From the U.S. healthcare business front,
- Modern Healthcare reports,
- “Health systems are expanding their ambulatory surgery center networks in a bid to lower costs and manage overcrowded operating rooms.
- “ASCs can provide a more convenient, lower-cost alternative for lucrative procedures like knee replacements and cataract surgeries. Health system executives say the transition of many services from hospitals to surgery centers is inevitable. Advancing technology, shifting regulations, patient preference and pressure from insurers and lawmakers to reduce hospital costs will make sure of that, they said.”
- and
- “Welsh, Carson, Anderson & Stowe made an unspecified investment in Constitution Surgery Alliance, an ambulatory surgery center operator with growth plans.
- “The private equity firm will help fund a national expansion of the company, which manages 16 facilities in five states, according to a Monday news release.”
- EXL offers payers a white paper titled “Embrace the new era of Utilization Management: Modernizing ineffective approaches with advanced technology.” Check it out.
- On a related note, Beckers Hospital Review points out,
- “As hospitals and health systems face increasing pressure to maintain margins and secure sustainable reimbursement, a growing number of leaders are turning to an old business truth: What gets measured, gets managed.

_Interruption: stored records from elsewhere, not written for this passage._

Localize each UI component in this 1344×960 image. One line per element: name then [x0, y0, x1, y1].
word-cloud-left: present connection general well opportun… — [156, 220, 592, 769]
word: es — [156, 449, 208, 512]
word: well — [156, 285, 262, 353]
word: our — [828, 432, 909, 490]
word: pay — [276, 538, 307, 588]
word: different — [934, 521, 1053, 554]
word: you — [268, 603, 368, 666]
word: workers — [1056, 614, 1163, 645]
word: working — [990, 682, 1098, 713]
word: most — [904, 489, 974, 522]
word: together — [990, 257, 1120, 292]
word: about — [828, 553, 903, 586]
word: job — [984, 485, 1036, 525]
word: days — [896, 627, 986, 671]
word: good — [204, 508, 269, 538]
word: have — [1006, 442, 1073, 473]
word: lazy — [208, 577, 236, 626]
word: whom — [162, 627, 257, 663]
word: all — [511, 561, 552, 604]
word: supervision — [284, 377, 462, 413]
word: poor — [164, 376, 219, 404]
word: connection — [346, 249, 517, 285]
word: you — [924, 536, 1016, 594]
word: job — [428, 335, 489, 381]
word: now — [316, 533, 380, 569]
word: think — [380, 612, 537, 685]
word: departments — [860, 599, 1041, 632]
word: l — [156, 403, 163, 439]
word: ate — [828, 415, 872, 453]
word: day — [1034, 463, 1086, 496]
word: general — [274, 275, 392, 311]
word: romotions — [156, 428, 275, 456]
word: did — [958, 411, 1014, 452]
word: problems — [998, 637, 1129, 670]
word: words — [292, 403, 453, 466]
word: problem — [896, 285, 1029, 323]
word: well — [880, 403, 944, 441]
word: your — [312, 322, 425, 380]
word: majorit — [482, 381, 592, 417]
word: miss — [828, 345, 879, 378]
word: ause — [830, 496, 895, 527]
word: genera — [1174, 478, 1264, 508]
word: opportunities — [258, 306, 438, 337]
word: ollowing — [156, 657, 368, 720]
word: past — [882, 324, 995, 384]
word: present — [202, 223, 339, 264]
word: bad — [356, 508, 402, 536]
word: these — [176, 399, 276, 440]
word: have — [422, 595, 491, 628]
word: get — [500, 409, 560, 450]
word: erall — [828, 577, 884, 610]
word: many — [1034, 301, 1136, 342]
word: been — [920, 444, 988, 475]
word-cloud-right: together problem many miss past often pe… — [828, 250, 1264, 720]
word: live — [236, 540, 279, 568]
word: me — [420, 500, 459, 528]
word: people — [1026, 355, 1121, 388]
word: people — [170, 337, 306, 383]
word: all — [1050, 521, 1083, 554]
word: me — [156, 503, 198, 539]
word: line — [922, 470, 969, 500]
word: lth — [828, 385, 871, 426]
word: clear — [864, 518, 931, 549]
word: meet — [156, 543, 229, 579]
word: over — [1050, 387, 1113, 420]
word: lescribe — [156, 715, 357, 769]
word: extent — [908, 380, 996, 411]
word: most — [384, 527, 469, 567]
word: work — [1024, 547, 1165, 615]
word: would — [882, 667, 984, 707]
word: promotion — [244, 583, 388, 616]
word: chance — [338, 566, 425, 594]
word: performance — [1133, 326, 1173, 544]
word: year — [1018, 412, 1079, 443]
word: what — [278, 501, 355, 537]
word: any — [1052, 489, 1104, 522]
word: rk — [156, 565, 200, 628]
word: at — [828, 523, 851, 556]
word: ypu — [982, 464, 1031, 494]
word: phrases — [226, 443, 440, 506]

- “Payer “scorecards” are gaining traction as hospitals seek to hold insurers accountable, reduce administrative friction and strengthen their negotiating position. By systematically tracking performance metrics such as denial rates, response times and contract compliance, providers aim to shift the balance at the negotiating table.
- “I often emphasize to my clients that data is their greatest leverage,” Brad Gingerich, vice president of payer strategy at Ensemble Health Partners, said during an episode of the Becker’s Healthcare Podcast. “One of the most important steps is proactively holding payers accountable. The moment a payer fails to meet its contractual KPIs, we flag it immediately — whether through formal demand letters or direct discussions.”
- Beckers Hospital Review also informs us,
- “Total prescription dispensing revenue at U.S. retail pharmacies hit $683 billion in 2024, marking a 9% increase from the previous year, according to a June 16 post from the Drug Channels Institute.
- “The institute calculated estimated total prescription revenue for the 15 largest pharmacy companies in the U.S. based on 2024 calendar year data. COVID-19 vaccine revenue was excluded from the analysis.
- “Collectively, the top 15 pharmacy companies accounted for about three-fourths of overall dispensing revenue from retail, mail-order, long-term care and specialty pharmacies. Nearly half of that revenue came from CVS Health, Walgreens Boots Alliance, Cigna and UnitedHealth Group. Elevance Health made the list for the first time after acquiring several pharmacy firms in 2024, including Kroger Specialty Pharmacy.
- “GLP-1s were the main driver of revenue increases last year, accounting for more than 80% of the overall growth.”
- Per Fierce Pharma,
- “Neurology specialist Supernus Pharmaceuticals will snap up Sage Therapeutics, which was once valued at more than $9 billion, for $561 million up front, with the hope that it can help transform a newly launched treatment for postpartum depression (PPD) into the indication’s standard of care.
- “The buyout of Massachusetts-based Sage comes after a takeover bid, earlier this year by Biogen, which offered $7.22 per share for the struggling, 15-year-old biotech.
- “Six months later, Supernus got the job done with an offer of $8.50 per share, plus a contingent value right (CVR) worth $3.50 per share if a set of milestones are achieved, which would bump up the value of the deal to $795 million.”